New Orleans, After the Spotlight
By Bill Shore | October 24, 2006
It’s been nearly two months since the first anniversary of Hurricane Katrina brought the spotlight back to New Orleans. But as it always and inevitably does, the spotlight moved on and most of the country today hears little about New Orleans in the news. Yesterday as more than 300 attendees to Share Our Strength’s Conference of Leaders began to arrive, we had the opportunity to bear witness to the region’s ongoing challenges and opportunities.
People around the country often ask if New Orleans will be, or should be, rebuilt. There is a vast range of opinion on the subject but you only have to spend two hours with one particular person here to find the answer. Her name is Mardelle Early, and she describes herself as the mother of 372 kids. At 53, she has been in the education system for 31 years, most recently as principal of Lake Forest Elementary, the second highest scoring elementary school in the city. Mardelle is at the center of the single most encouraging development in New Orleans, which is education reform driven by charter schools.
Before we toured Mardelle’s school yesterday, her friend and colleague Sarah Usdin, founder of New Schools for New Orleans told us, “Before Katrina the New Orleans school system was financially, academically and morally bankrupt. 107 schools were below the state education average. Dead people were getting checks that should have been going to support education. We did not educate kids. Often we wished we could just blow up the whole system.”
“But after Katrina it became clear that a recovery cannot take place without public education. So citizens took responsibility for what needed to happen, and we’re seeing a level of civic engagement in schools we’d never seen before. 60 percent of all New Orleans students are now in charter schools. The city’s future depends on creating a good public school system.”
During the hurricane principal Mardelle Early had evacuated to Atlanta at 3:50 a.m. and returned in November to find that the home she’d bought just months ago had been filled with four feet of water. As we drove through neighborhoods that have remained deserted since the levees broke, she stood at the front of our tour bus, her silver leaf earrings dangling near her shoulders, and spoke to us with an enthusiasm and energy that even 16 months of struggle have not dampened. “I just didn’t have the time to fix up my home and fix up the school system. So I’ve lived in six different places since.” Mardelle made her cell phone number available over the internet. “I wanted my students and parents to be able to reach me,” she said. “I wanted to know they were okay, and to help. I had a phone bill of over $1000 a month. And no job!”
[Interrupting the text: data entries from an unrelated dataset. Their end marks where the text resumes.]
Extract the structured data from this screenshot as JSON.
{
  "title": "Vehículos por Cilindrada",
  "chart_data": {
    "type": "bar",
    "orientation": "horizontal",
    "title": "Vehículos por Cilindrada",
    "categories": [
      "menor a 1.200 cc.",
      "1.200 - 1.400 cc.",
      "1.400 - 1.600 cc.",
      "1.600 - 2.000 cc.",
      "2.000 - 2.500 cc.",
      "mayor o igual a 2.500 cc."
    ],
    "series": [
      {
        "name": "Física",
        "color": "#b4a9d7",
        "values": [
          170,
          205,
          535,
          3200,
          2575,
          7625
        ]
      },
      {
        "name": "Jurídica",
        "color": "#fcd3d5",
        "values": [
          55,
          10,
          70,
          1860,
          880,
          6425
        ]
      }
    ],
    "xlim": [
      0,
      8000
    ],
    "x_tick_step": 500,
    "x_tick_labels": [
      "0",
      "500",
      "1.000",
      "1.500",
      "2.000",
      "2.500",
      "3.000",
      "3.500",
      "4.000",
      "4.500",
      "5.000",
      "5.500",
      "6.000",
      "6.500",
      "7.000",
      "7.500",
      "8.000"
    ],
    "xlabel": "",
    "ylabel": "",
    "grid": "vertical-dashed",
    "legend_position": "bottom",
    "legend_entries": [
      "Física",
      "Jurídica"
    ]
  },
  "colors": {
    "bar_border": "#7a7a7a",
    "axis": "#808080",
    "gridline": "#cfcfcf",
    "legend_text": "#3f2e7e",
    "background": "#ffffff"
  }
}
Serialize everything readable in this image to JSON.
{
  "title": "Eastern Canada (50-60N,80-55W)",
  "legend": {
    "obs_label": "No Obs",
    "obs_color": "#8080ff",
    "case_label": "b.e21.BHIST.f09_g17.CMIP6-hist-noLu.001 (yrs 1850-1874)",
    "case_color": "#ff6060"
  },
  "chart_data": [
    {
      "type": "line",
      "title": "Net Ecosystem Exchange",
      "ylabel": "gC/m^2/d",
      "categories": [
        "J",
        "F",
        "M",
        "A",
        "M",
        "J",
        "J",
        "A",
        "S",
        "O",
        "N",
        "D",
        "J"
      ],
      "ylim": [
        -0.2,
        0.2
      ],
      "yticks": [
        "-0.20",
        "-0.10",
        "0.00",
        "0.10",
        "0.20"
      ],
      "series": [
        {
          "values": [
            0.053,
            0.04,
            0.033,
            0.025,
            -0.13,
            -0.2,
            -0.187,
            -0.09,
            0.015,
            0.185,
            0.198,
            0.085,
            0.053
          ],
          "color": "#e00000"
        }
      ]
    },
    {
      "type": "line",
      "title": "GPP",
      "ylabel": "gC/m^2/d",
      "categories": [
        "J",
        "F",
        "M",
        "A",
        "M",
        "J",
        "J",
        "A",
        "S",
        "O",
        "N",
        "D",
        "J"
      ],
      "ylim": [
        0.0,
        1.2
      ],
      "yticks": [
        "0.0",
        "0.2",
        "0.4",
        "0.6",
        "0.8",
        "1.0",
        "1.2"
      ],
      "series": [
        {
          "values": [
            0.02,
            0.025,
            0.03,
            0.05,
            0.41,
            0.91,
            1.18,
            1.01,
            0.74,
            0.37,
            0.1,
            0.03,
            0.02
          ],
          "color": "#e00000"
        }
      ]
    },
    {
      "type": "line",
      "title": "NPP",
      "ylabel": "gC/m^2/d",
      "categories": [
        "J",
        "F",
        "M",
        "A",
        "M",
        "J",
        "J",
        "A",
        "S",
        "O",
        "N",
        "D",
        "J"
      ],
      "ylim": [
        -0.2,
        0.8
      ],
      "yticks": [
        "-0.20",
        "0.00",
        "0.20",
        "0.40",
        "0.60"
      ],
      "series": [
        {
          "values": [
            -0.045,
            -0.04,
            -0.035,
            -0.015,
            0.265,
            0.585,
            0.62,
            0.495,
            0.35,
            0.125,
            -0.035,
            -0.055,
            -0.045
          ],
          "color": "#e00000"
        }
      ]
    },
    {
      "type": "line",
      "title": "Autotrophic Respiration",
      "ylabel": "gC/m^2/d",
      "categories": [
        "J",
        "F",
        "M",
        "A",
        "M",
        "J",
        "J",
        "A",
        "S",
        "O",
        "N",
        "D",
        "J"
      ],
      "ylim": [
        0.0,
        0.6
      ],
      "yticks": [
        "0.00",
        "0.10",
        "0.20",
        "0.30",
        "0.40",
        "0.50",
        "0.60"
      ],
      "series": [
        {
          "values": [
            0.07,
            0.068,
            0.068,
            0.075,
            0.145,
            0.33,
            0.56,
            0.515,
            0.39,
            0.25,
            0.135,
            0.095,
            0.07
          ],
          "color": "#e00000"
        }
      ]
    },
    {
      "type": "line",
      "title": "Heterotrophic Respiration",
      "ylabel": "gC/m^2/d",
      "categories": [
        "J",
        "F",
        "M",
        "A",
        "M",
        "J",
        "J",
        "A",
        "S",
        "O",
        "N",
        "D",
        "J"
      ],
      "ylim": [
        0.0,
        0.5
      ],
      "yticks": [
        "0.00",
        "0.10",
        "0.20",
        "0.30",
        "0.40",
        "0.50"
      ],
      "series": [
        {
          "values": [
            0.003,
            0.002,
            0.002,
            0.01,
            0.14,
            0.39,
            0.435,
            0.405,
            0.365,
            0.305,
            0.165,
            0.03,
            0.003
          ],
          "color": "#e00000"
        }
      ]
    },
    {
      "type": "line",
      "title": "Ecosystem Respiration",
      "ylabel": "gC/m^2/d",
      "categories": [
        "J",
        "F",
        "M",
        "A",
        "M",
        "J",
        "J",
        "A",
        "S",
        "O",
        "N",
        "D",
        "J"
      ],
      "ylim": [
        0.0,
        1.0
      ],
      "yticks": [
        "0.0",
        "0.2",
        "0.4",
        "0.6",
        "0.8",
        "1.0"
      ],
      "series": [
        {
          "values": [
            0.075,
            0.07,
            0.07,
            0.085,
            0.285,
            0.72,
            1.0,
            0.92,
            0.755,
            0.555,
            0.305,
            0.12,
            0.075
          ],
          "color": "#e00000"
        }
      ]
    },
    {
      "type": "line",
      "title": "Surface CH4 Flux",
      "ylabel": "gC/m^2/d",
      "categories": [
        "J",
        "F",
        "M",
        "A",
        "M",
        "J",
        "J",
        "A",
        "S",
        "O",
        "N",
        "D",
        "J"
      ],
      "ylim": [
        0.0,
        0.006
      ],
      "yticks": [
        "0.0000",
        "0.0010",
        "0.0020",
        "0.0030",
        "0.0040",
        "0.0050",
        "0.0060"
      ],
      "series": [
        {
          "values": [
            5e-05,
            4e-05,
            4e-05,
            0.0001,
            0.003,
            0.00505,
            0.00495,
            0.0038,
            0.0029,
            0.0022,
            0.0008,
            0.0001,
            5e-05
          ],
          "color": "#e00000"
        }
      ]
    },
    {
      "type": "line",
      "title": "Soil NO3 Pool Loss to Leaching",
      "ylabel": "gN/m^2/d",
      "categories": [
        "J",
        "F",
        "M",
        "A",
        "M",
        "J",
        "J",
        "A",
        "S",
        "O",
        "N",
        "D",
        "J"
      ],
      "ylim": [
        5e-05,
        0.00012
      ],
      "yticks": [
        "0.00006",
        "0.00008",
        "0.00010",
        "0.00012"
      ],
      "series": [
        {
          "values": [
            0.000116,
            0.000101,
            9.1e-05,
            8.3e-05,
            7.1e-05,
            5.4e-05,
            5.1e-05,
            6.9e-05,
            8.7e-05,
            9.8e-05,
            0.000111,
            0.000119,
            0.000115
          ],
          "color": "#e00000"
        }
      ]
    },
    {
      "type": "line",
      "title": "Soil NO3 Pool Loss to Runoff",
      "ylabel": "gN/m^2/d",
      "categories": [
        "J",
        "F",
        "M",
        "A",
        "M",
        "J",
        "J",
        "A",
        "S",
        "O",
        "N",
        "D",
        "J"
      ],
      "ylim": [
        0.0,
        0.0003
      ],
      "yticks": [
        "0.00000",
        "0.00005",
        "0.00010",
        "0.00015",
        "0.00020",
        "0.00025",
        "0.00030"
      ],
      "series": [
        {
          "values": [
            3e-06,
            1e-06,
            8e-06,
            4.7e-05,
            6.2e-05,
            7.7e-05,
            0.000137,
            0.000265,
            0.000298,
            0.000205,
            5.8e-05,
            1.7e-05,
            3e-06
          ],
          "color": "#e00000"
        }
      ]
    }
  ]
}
“Katrina made everyone equal. We had to get food stamp coupons and vouchers for $300 cash to live on. I’ll never forget standing on the bus to the bank that they put us on to go get that money. I’ll tell you, it humbles you. It makes you see the road that others are on. I understand now how it feels to stand in line and wait.”
At Mardelle’s school we found one class after another of attentive children in uniforms, enjoying small class sizes and taking advantage of a plentiful supply of Gateway computers. To pull it off Mardelle had to be more than an educator. “I had to learn to be a CEO, and a general contractor, a politician, and a fundraiser, and how to assemble computers.”
New Orleans still has massive challenges. Vast tracks of housing have been ruined and abandoned. Power and phone service has still not yet been restored to all neighborhoods. Only 11 of the 34 Headstart programs that served some of the most at-risk kids are up and running again, and only 54 of 277 licensed childcare providers are back.
But Mardelle Early makes moot the question of whether New Orleans will be rebuilt. What she brings – energy, spirit, hope - can’t be donated, ordered or legislated. It also cannot be defeated. School reform will not only make New Orleans better, it may transform it into an irresistibly attractive place for families and children. It would be great for New Orleans if there were a thousand people like Mardelle Early. And there may well be. But when it comes to answering questions about New Orleans survival, I was convinced by just one.